Share

Bab 8

Author: Kamari
"Jangan berpikir bisa melarikan diri," kata Ryan.

Susan menggertakkan gigi penuh kebencian.

Ryan memang menganggapnya sebagai Yunda, jadi dia melakukan hal yang melewati batas seperti ini.

Ketika Ryan hampir memasukkan tangannya ke balik baju Susan, seluruh tubuh wanita itu meneriakkan penolakan. Dia menghantamkan sikunya ke dada pria itu dengan keras.

"Jangan sentuh aku!"

Kata-kata Susan keluar dari sela-sela giginya, "Benar-benar memuakkan."

Gerakan tangan Ryan tiba-tiba terhenti, sementara suaranya yang serak terdengar di telinga Susan.

"Apa katamu?"

Susan menggertakkan gigi. "Ryan, kamu benar-benar memuakkan."

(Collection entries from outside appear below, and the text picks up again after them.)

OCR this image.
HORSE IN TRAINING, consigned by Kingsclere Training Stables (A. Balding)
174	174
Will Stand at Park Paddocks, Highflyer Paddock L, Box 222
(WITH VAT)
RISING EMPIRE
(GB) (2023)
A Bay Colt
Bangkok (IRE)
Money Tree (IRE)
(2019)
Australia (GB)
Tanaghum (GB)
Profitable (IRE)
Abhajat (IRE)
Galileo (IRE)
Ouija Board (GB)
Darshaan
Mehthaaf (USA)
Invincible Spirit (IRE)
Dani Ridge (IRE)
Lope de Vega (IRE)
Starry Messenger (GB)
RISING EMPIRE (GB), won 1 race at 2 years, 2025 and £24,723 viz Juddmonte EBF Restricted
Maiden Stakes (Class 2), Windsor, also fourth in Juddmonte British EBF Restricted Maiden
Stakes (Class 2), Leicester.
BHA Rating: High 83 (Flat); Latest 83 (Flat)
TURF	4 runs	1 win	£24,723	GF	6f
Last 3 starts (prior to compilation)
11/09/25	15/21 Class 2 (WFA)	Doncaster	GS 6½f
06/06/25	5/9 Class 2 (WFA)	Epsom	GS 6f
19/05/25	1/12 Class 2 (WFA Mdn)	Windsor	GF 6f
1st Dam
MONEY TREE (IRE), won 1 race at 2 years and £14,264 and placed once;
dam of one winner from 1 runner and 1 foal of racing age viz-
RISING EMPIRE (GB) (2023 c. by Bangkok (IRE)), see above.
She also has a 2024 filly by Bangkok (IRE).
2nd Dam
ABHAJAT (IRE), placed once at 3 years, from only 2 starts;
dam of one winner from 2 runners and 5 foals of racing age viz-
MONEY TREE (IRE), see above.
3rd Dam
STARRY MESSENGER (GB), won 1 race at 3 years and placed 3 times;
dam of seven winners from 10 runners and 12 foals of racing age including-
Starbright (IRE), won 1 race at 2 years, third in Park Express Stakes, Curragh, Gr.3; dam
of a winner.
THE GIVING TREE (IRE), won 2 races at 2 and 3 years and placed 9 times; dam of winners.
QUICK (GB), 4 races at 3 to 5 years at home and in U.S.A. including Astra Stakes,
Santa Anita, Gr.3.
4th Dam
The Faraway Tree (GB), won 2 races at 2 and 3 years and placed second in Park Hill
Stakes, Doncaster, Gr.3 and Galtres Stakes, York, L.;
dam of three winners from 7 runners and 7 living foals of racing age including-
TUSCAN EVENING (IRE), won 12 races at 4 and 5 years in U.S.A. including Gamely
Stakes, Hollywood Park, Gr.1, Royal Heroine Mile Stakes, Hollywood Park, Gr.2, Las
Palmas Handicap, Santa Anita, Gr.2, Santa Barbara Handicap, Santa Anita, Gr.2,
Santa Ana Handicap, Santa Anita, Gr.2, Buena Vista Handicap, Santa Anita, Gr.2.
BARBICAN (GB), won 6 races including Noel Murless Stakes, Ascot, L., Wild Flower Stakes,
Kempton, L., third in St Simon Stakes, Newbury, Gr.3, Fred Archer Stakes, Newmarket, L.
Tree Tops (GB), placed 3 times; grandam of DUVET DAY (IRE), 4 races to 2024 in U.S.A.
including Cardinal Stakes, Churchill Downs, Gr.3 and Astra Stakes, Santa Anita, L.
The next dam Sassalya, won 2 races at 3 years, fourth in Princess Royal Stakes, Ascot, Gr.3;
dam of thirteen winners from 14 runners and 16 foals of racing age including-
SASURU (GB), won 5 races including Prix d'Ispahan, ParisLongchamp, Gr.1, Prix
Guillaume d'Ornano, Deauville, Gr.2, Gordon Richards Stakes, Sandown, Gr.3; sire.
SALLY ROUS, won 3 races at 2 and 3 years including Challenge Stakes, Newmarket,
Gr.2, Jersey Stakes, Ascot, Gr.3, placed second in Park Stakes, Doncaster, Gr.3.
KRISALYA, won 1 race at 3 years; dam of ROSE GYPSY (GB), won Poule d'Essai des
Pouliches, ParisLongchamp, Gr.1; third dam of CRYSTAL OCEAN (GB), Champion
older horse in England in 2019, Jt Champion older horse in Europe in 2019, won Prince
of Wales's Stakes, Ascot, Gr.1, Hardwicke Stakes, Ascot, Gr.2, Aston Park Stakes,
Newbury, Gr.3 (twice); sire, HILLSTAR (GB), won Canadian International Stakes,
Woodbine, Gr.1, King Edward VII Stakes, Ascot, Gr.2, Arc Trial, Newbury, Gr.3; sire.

Ryan terdiam sejenak. Tiba-tiba, dia menutup mulut Susan dengan telapak tangannya, lalu menggeram marah.

"Diam!"

Seketika, Ryan menyingkap pakaian Susan, telapak tangannya yang panas menutupi pinggang wanita itu.

Susan menempelkan dahinya ke pintu kamar mandi dengan putus asa.

Di belakangnya, Ryan tampak seperti serigala yang ganas. Susan seakan tidak memiliki tempat untuk melarikan diri.

Apakah tragedi di kehidupan sebelumnya akan terulang lagi?

Mungkin dewa sedang menolongnya, karena pintu kamar tiba-tiba terbuka secara otomatis.

Pada saat itu, Susan mendorong Ryan dengan sekuat tenaga, langsung berlari keluar pintu.

Setelah Susan keluar, dia menutup pintu dengan keras.

Dia berlari beberapa langkah tanpa arah dengan panik, bertemu dengan Yunda dan Feny.

Yunda melihatnya, tanpa sadar suaranya meninggi, "Nona Susan, kenapa kamu ada di sini?"

Wajah Susan tampak muram. "Kenapa aku nggak boleh berada di sini?"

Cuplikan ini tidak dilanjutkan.